Right now I am at an expat/bourgeois café near my apartment, aptly named “The Bagel Shop”. I feel a little guilty when I come here. They have free wifi. They have bagels with cream cheese that are more expensive than a $1.50 shmear you get in NYC and not as good. They have black coffee with cream on the side, which I am grateful for. This is one part Mumbai.

I work at an educational NGO that runs 7 elementary/secondary schools and a teacher training center. They work with underprivileged children and families who live in the neighborhoods around the schools. The teacher training center works with preservice teachers who are also from the community. They learn English, basic child development, and pedagogy within a year’s time before entering the classroom as teachers. The training staff is passionate and very purposeful about the way they think and deliver what they want teachers to know. The trainers are Indian teachers, child development specialists and social workers who are on the whole, well educated and well traveled Mumbaikers. They struggle with the vast gap between their trainees’ educational background and what they need them to know in order to give students the kind of education they deserve. This is one part Mumbai.

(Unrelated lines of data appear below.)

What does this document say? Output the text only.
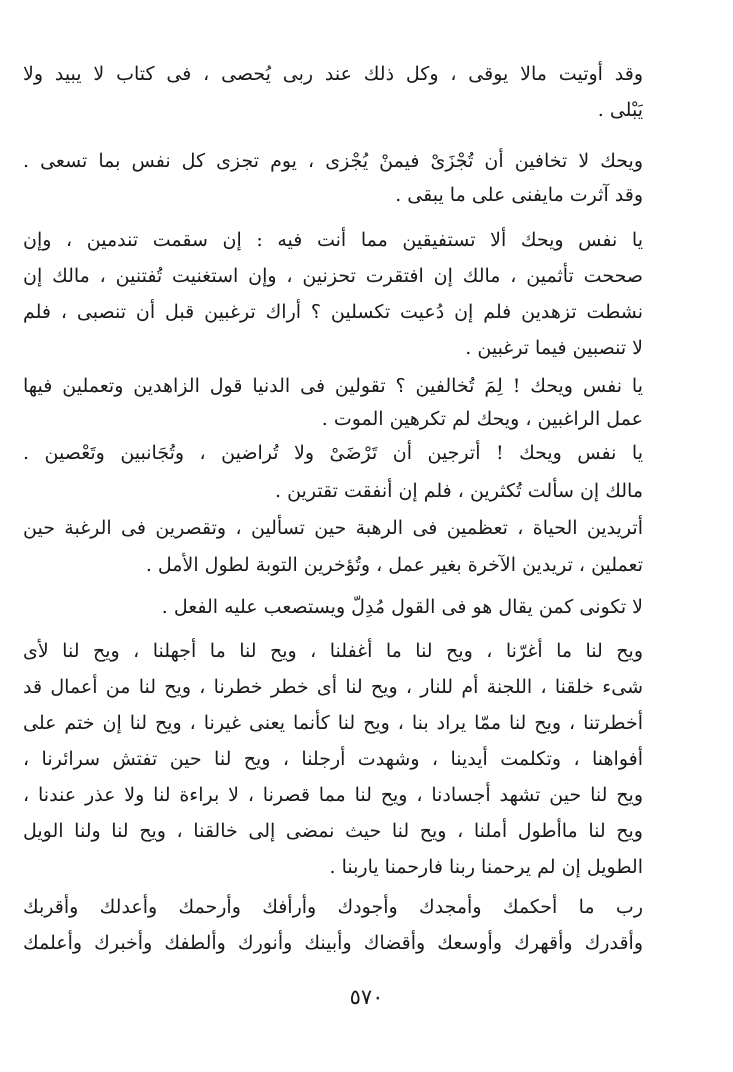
وقد أوتيت مالا يوقى ، وكل ذلك عند ربى يُحصى ، فى كتاب لا يبيد ولا
يَبْلى .
ويحك لا تخافين أن تُجْزَىْ فيمنْ يُجْزى ، يوم تجزى كل نفس بما تسعى .
وقد آثرت مايفنى على ما يبقى .
يا نفس ويحك ألا تستفيقين مما أنت فيه : إن سقمت تندمين ، وإن
صححت تأثمين ، مالك إن افتقرت تحزنين ، وإن استغنيت تُفتنين ، مالك إن
نشطت تزهدين فلم إن دُعيت تكسلين ؟ أراك ترغبين قبل أن تنصبى ، فلم
لا تنصبين فيما ترغبين .
يا نفس ويحك ! لِمَ تُخالفين ؟ تقولين فى الدنيا قول الزاهدين وتعملين فيها
عمل الراغبين ، ويحك لم تكرهين الموت .
يا نفس ويحك ! أترجين أن تَرْضَىْ ولا تُراضين ، وتُجَانبين وتَعْصين .
مالك إن سألت تُكثرين ، فلم إن أنفقت تقترين .
أتريدين الحياة ، تعظمين فى الرهبة حين تسألين ، وتقصرين فى الرغبة حين
تعملين ، تريدين الآخرة بغير عمل ، وتُؤخرين التوبة لطول الأمل .
لا تكونى كمن يقال هو فى القول مُدِلّ ويستصعب عليه الفعل .
ويح لنا ما أغرّنا ، ويح لنا ما أغفلنا ، ويح لنا ما أجهلنا ، ويح لنا لأى
شىء خلقنا ، اللجنة أم للنار ، ويح لنا أى خطر خطرنا ، ويح لنا من أعمال قد
أخطرتنا ، ويح لنا ممّا يراد بنا ، ويح لنا كأنما يعنى غيرنا ، ويح لنا إن ختم على
أفواهنا ، وتكلمت أيدينا ، وشهدت أرجلنا ، ويح لنا حين تفتش سرائرنا ،
ويح لنا حين تشهد أجسادنا ، ويح لنا مما قصرنا ، لا براءة لنا ولا عذر عندنا ،
ويح لنا ماأطول أملنا ، ويح لنا حيث نمضى إلى خالقنا ، ويح لنا ولنا الويل
الطويل إن لم يرحمنا ربنا فارحمنا ياربنا .
رب ما أحكمك وأمجدك وأجودك وأرأفك وأرحمك وأعدلك وأقربك
وأقدرك وأقهرك وأوسعك وأقضاك وأبينك وأنورك وألطفك وأخبرك وأعلمك
٥٧٠
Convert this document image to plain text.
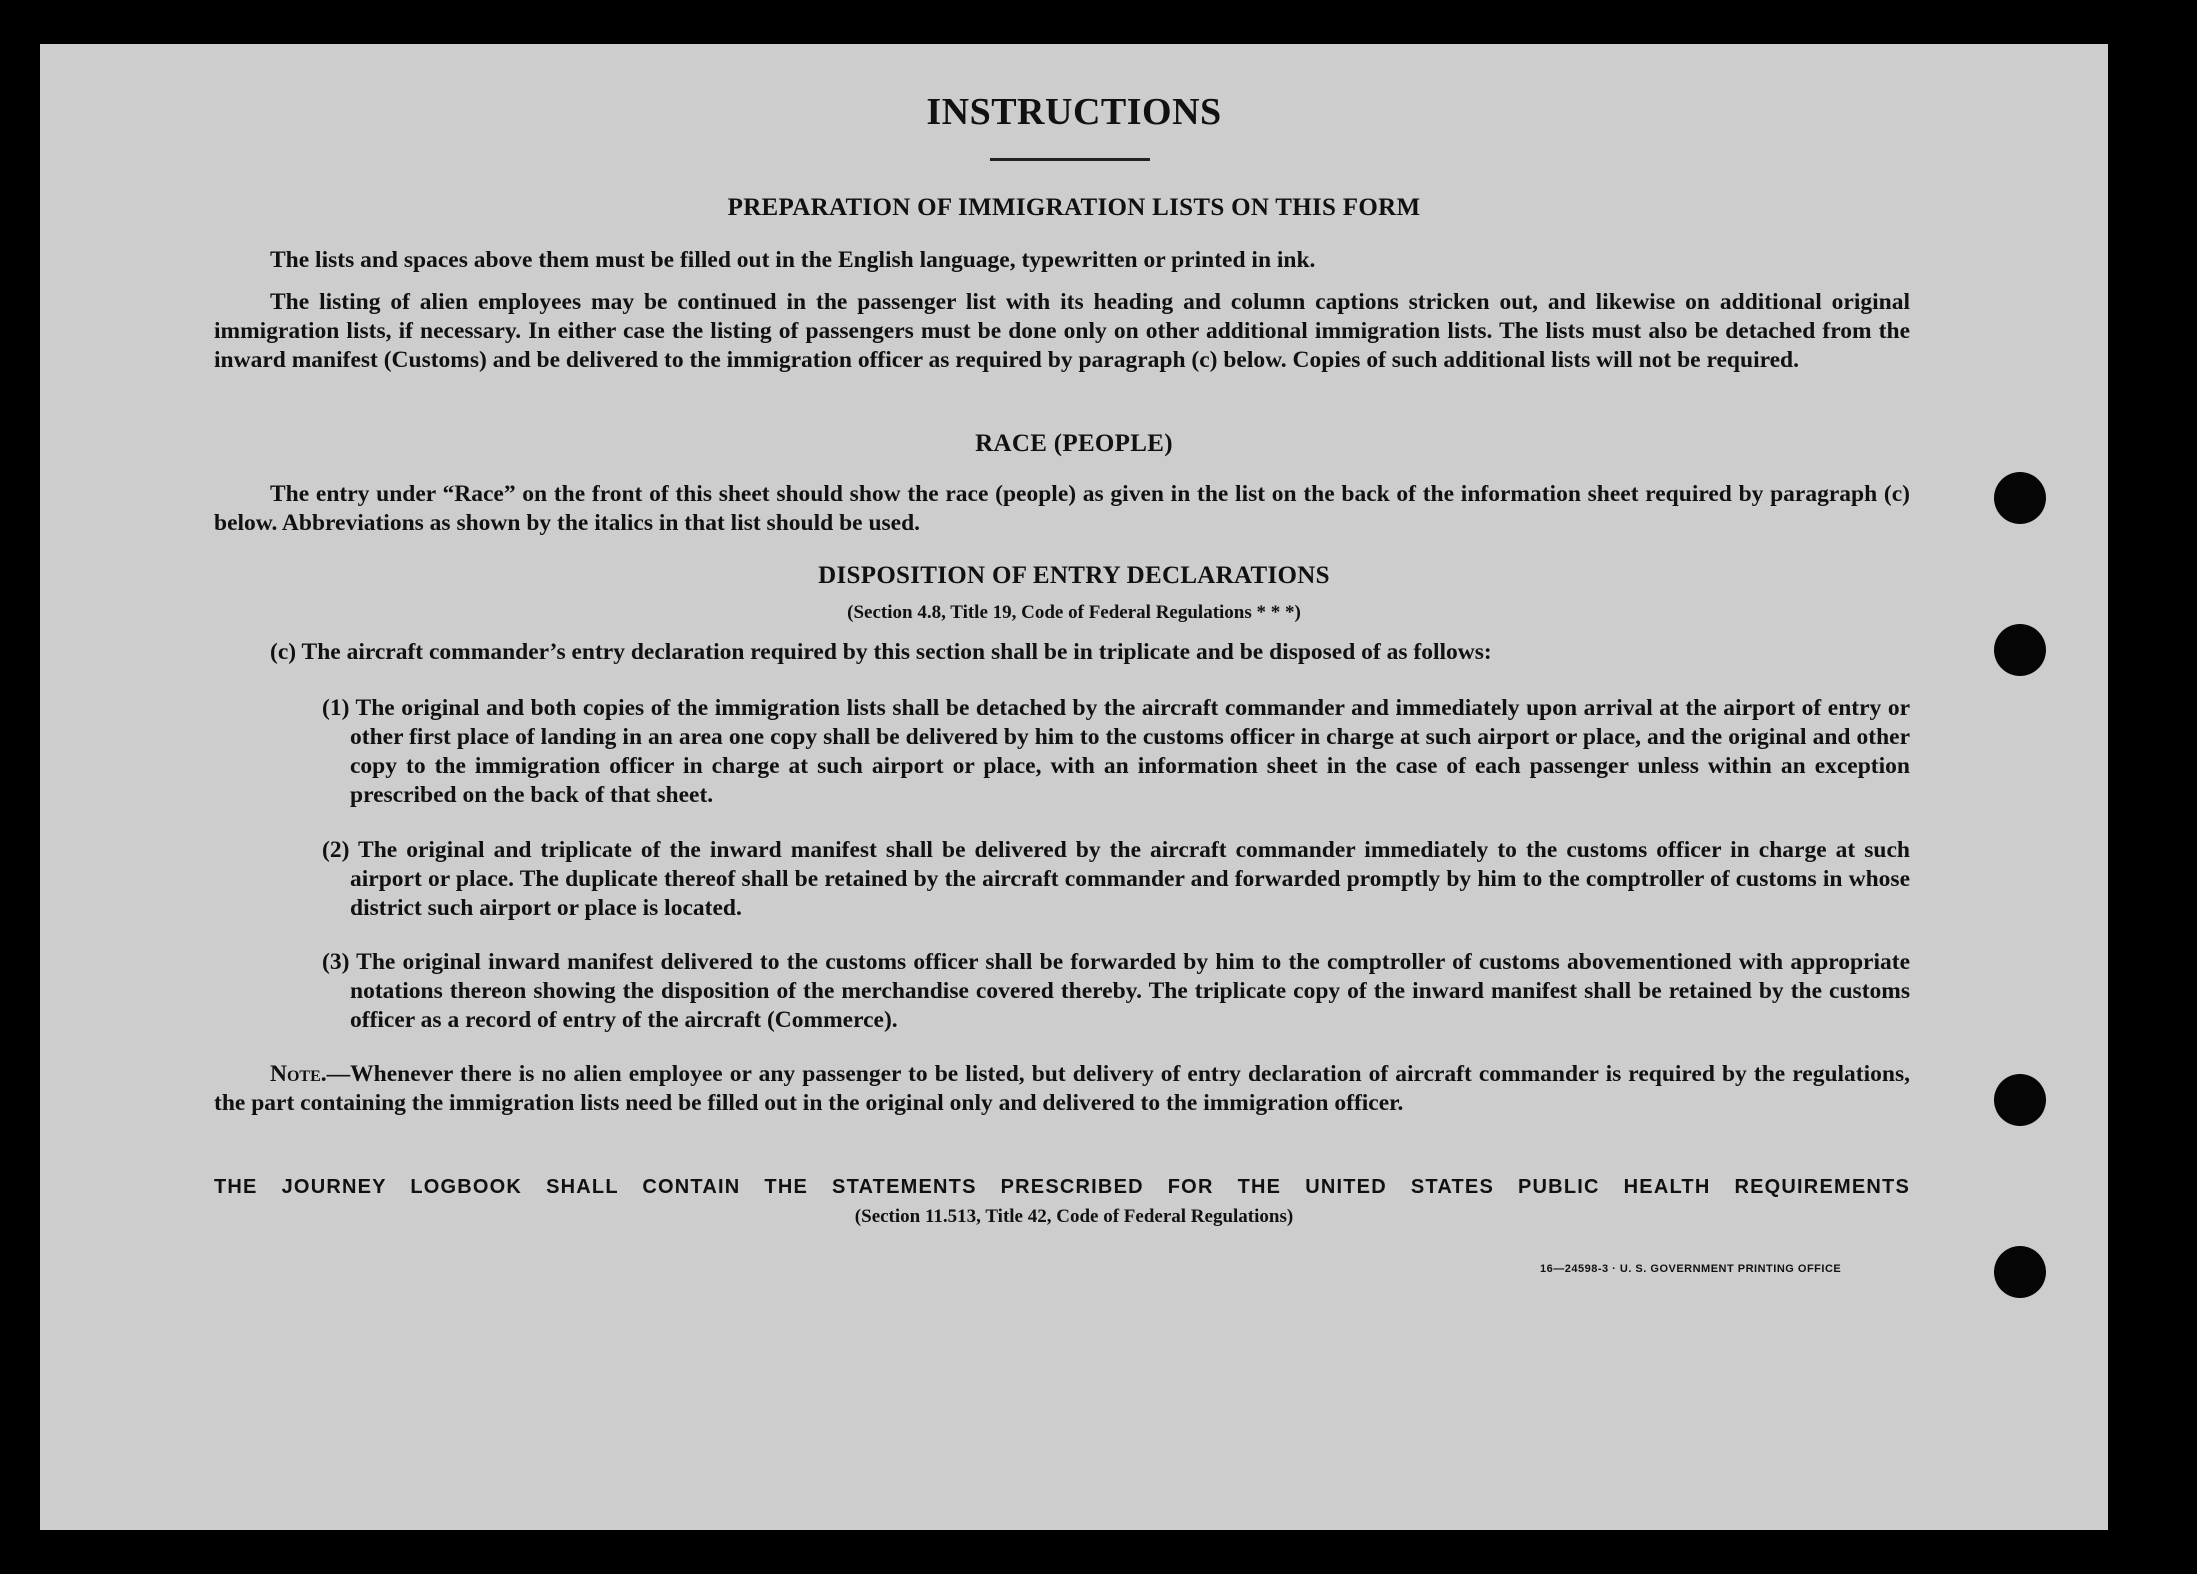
INSTRUCTIONS
PREPARATION OF IMMIGRATION LISTS ON THIS FORM
The lists and spaces above them must be filled out in the English language, typewritten or printed in ink.
The listing of alien employees may be continued in the passenger list with its heading and column captions stricken out, and likewise on additional original immigration lists, if necessary. In either case the listing of passengers must be done only on other additional immigration lists. The lists must also be detached from the inward manifest (Customs) and be delivered to the immigration officer as required by paragraph (c) below. Copies of such additional lists will not be required.
RACE (PEOPLE)
The entry under “Race” on the front of this sheet should show the race (people) as given in the list on the back of the information sheet required by paragraph (c) below. Abbreviations as shown by the italics in that list should be used.
DISPOSITION OF ENTRY DECLARATIONS
(Section 4.8, Title 19, Code of Federal Regulations * * *)
(c) The aircraft commander’s entry declaration required by this section shall be in triplicate and be disposed of as follows:
(1) The original and both copies of the immigration lists shall be detached by the aircraft commander and immediately upon arrival at the airport of entry or other first place of landing in an area one copy shall be delivered by him to the customs officer in charge at such airport or place, and the original and other copy to the immigration officer in charge at such airport or place, with an information sheet in the case of each passenger unless within an exception prescribed on the back of that sheet.
(2) The original and triplicate of the inward manifest shall be delivered by the aircraft commander immediately to the customs officer in charge at such airport or place. The duplicate thereof shall be retained by the aircraft commander and forwarded promptly by him to the comptroller of customs in whose district such airport or place is located.
(3) The original inward manifest delivered to the customs officer shall be forwarded by him to the comptroller of customs abovementioned with appropriate notations thereon showing the disposition of the merchandise covered thereby. The triplicate copy of the inward manifest shall be retained by the customs officer as a record of entry of the aircraft (Commerce).
Note.—Whenever there is no alien employee or any passenger to be listed, but delivery of entry declaration of aircraft commander is required by the regulations, the part containing the immigration lists need be filled out in the original only and delivered to the immigration officer.
THE JOURNEY LOGBOOK SHALL CONTAIN THE STATEMENTS PRESCRIBED FOR THE UNITED STATES PUBLIC HEALTH REQUIREMENTS
(Section 11.513, Title 42, Code of Federal Regulations)
16—24598-3 · U. S. GOVERNMENT PRINTING OFFICE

To get to work I rickshaw through blaring honks, people, exhaust, dogs, cows-it becomes a blur within the first few minutes. I board a train.  Sometimes its quite spacious-I have gotten on early enough to beat the rush hour traffic. I’ll stand with a relaxed gait at the door, seeing how many 1 second stories I can spy on;  a woman hanging a bright blue sari out to dry, a child on the tracks trying to touch a butterfly. Sometimes I get on too late and I am pushed into the train by faceless bodies of women. I smell raw sewage and body odor. I stand in one place without moving for the 25 minute ride and push my way through the door without making eye contact, spilling onto the pavement below. I walk another mile to work in heavy traffic. I have begun to notice that many people here have a hacking cough. I am starting to get one too.  This is one part Mumbai.

Everyday I am meeting new parts. Adding to my schema of this place. Being pushed and pulled-both physically, intellectually and emotionally. I’m learning that this isn’t what it means to be an American in Mumbai-it is actually what most Indians who live here are confronting-the juxtaposition of rich and poor, private and public, stability and ambiguity. Everyone here struggles, and it is within this struggle that NGOs, and the individuals who dreamed them, have to strive. The most amazing thing is-they are doing it. Everyone comes in each day with these struggles in their heart. They are tired. Yet they are still filled with hope and vigor-which is truly inspirational. I feel lucky to be stimulated like this-hacking cough and all.

My bill comes for the salad and coffee. It is 350 rupees. I will be eating deliciously economical street fried potatoes all day tomorrow until my black market gas canister comes and I can cook. One more part Mumbai.